Вид у него, распростертого на плитках пола, был на редкость безмятежный. Она решила, что это даже хорошо — то, что он пьян, это неожиданная удача, потому что твердо знала, что напиваться до положения риз не в его правилах. Пьянство — это совсем не похоже на Люка; он всегда держит себя в руках. Для этого нужен какой-то действительно редкий повод — большая удача кого-то из друзей или что-то вообще необычное, чтобы он оказался в таком состоянии.
Его длинные руки и ноги замысловато сложились; его лицо казалось спокойным, но вот тело… Она выпрямилась. Если она собирается выйти за него замуж, тогда ей, по-видимому, следует позаботиться, чтобы он не очнулся со свернутой шеей или искривленным позвоночником. Она задумчиво оглядела его. Не могло быть и речи о том, чтобы сдвинуть его с места или оттащить в сторону. В нем было больше шести футов росту, он был широкоплеч и хотя поджар и гибок, но костяк имел типичный для человека его происхождения — тяжелый. Она вспом нила, с каким грохотом он рухнул на пол, и поняла, что ни за что не сумеет с ним справиться.
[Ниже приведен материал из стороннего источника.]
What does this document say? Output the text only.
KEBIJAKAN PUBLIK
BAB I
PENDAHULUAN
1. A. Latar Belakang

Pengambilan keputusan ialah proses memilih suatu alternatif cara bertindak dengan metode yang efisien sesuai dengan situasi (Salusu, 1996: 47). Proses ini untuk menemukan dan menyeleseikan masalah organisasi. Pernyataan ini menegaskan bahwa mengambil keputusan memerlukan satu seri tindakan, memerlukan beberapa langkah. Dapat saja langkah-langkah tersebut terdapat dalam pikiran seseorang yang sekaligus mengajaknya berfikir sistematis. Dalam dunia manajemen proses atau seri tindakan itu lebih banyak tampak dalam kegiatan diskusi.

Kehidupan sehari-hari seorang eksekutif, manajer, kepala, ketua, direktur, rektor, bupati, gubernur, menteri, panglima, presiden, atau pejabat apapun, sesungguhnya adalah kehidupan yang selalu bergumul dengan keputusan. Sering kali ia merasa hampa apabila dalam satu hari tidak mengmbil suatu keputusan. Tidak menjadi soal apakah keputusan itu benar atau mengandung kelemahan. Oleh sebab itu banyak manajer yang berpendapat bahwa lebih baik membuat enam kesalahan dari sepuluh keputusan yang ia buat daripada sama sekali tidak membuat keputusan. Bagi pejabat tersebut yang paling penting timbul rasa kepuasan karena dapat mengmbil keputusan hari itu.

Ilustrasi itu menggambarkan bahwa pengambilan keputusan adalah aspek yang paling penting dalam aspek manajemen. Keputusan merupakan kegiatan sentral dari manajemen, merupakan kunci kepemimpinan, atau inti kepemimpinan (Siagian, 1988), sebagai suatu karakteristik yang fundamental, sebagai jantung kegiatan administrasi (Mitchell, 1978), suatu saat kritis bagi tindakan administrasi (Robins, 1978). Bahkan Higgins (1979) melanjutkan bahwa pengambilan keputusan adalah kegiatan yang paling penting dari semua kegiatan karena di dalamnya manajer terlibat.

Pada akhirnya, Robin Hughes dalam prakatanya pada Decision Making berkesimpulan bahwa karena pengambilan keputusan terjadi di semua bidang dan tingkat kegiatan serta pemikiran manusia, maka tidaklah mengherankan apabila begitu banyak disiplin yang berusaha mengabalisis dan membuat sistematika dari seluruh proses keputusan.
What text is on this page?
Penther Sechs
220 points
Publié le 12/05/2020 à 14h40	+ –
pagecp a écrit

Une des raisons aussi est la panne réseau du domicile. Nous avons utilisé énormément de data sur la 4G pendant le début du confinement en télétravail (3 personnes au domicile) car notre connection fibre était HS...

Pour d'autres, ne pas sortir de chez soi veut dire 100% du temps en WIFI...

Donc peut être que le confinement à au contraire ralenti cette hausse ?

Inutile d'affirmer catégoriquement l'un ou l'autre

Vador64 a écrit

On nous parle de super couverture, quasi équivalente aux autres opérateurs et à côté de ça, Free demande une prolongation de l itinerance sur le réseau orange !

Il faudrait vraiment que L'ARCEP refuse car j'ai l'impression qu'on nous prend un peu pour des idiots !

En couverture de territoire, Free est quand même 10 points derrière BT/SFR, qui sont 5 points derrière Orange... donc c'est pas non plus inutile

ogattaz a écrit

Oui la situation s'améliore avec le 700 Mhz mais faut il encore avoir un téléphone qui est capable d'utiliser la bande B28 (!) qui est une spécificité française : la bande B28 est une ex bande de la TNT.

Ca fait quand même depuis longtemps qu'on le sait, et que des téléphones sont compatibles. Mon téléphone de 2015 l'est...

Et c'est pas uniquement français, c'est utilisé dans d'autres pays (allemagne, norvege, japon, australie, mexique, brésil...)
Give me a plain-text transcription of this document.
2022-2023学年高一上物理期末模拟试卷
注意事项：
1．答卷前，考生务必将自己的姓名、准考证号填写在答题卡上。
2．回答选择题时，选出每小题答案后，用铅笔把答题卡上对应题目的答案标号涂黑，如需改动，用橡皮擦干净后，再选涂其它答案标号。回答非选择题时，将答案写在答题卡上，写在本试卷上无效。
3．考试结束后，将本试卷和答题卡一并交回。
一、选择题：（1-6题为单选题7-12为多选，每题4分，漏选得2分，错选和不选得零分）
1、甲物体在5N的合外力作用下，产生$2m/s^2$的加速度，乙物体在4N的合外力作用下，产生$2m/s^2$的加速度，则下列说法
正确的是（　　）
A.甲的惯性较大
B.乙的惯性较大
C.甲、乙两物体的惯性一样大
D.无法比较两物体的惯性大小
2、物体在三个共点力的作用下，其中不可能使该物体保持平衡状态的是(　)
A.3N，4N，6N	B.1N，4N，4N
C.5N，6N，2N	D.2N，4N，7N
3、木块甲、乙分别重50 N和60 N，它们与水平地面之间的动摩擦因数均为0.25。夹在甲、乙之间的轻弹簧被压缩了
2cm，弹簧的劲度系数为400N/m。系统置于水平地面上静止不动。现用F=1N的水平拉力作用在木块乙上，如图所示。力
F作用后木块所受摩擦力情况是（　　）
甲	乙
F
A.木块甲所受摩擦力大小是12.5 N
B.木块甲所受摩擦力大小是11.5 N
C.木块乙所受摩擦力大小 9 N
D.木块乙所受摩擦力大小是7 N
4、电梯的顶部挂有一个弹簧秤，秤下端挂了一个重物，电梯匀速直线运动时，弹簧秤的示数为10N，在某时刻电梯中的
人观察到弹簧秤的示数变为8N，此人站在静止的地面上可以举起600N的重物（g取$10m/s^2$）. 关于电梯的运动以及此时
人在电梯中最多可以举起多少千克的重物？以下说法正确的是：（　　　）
Вздохнув, она встала, сняла плащ и прошла в гостиную. Звонок был рядом с каминной полкой; она потянула ленту и подошла к двери. Неплотно прикрыв ее, она стояла в темной гостиной и ждала.
Маятник часов отсчитывал минуты. Она уже собиралась вернуться к камину и снова дернуть за ленту звонка, как вдруг услышала скрип двери. В коридоре, ведущем на кухню, мелькнул свет, он становился все ярче и ярче. Потом тот, кто нес его, остановился, ахнул и с приглушенным возгласом бросился вперед.